Futures on Gold's Future - Update
by Bud Conrad, Editor, Casey Research's International Speculator. December 22, 2005
In an article two weeks ago, I reported that gold traders on the COMEX were taking delivery of an unusually large number of contracts. This article is an update, and I have added a chart on silver. The deliver situation for silver is even more remarkable than for gold.
Gold has jumped $10 per ounce today as I write this (12/22/05). I wrote an article showing how the Tokyo Commodities Exchange (TOCOM) had doubled their margin squeezing out players as the price of gold dropped $40 in a few days.
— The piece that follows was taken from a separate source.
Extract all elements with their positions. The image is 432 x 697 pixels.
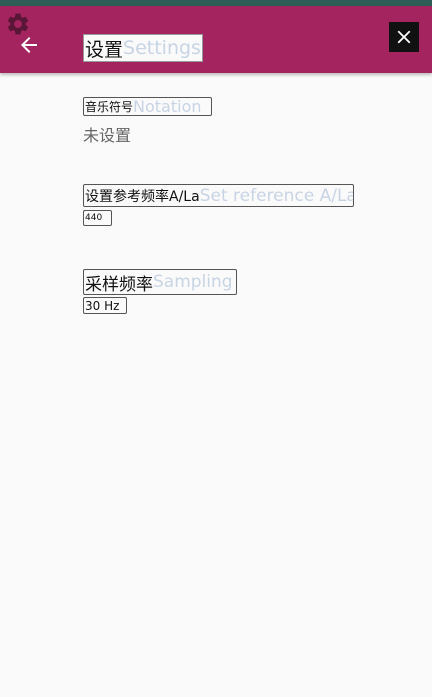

One reason for today's jump is that TOCOM cut its margin back to what it was before they doubled it.
COMEX futures data reveal the action
New York's COMEX futures exchange is the center for gold trading in the United States. The standard contract is 100 oz, worth about $50,000. The margin to trade a contract is $2,025, or about 4%. For a speculator, this means a margin of 25-to-1. Currently, there are 335,000 contracts open, covering gold worth $17 billion.
A COMEX gold futures contract can be settled by delivering or receiving gold bullion at a COMEX-designated warehouse. But most futures traders unwind their positions before the delivery period begins; so normally, physical deliveries and purchases of gold are a relatively small part of the picture. A long speculator will stay in the market by opening a new contract each time an old one approaches expiration and is closed out. Short speculators typically do the same.
But from time to time, some big players may actually buy or deliver physical gold at a COMEX warehouse. Something surprising has been happening recently: long speculators are taking delivery in much larger numbers than in the past. Warehouse supplies of gold bullion are still large, but deliveries show a different character of the investors.
The delivery period for gold is the last month that a particular contract trades. The most recent contract to expire was October, and the December contract is now in its delivery period.
Since the beginning of December, there has been a big jump in delivery notices by long speculators. They now have 19,372 contracts (or 1,937,200 ounces) of gold called upon. This represents 42% of the registered gold in COMEX warehouses. (It was 38%.) A daily report of warehouse stocks is available from the COMEX at http://www.cmegroup.com/.
COMEX data is provided daily, but not with historical time series, so it is not immediately obvious that recent deliveries have been unusually large. For comparison, I obtained delivery data for the recent October contract, where deliveries rose to a then surprisingly high 11,072 contracts. To compare the two months, I have overlaid the October contract with the December contract. December is way ahead of October. The chart below is updated to 12/21/05.
The data to monitor progress for the above chart can be found at: http://www.cmegroup.com/.
The silver story is even more surprising
The same kind of analysis and chart is now added for silver below:
The chart above shows that the silver situation is even more extreme than the gold with the number of delivery contracts 8 times what they were in October. The number of issues is now 7,511 contracts of 5,000 ounces each, accounting for 37,555,000 ounces. The warehouse-registered stocks of silver are 66,834,033 ounces, so the delivery is now at 56% of registered ounces. (It was 43% on December 8.) There is still plenty of time for the situation to be sorted out with re-tendering of contracts by speculators who don't really want the final delivery, but this demand is not typical.
The trading at the COMEX is not what drives gold and silver, it is the economic use for jewelry, industrial applications and financial store of value compared to the supply. The details of the internals of the working of this intricate market get driven by those fundamentals, and when we see these kinds of unusual actions it means that the situation will be much more volatile than in normal times. In effect, these technical measures are a good indicator of how the players see the changes in the fundamentals that are driving the markets. So we are getting insight that the precious metals markets are poised for much higher volatility and probably higher prices ahead.
The world demand for all commodities is growing so rapidly that some players are recognizing the value of taking physical delivery. But by doing so they have come close to disrupting the normal patterns of operation of a highly leveraged futures exchange. The demand for deliveries testifies to the underlying fundamental desire to use the metals -- and that is bullish for prices, even from today's apparently high levels. A generation ago both precious metals were driven to extremes ($850 for gold and $50 for silver) when participants decided to take possession. The environment now is looking right for another move to record-setting extremes.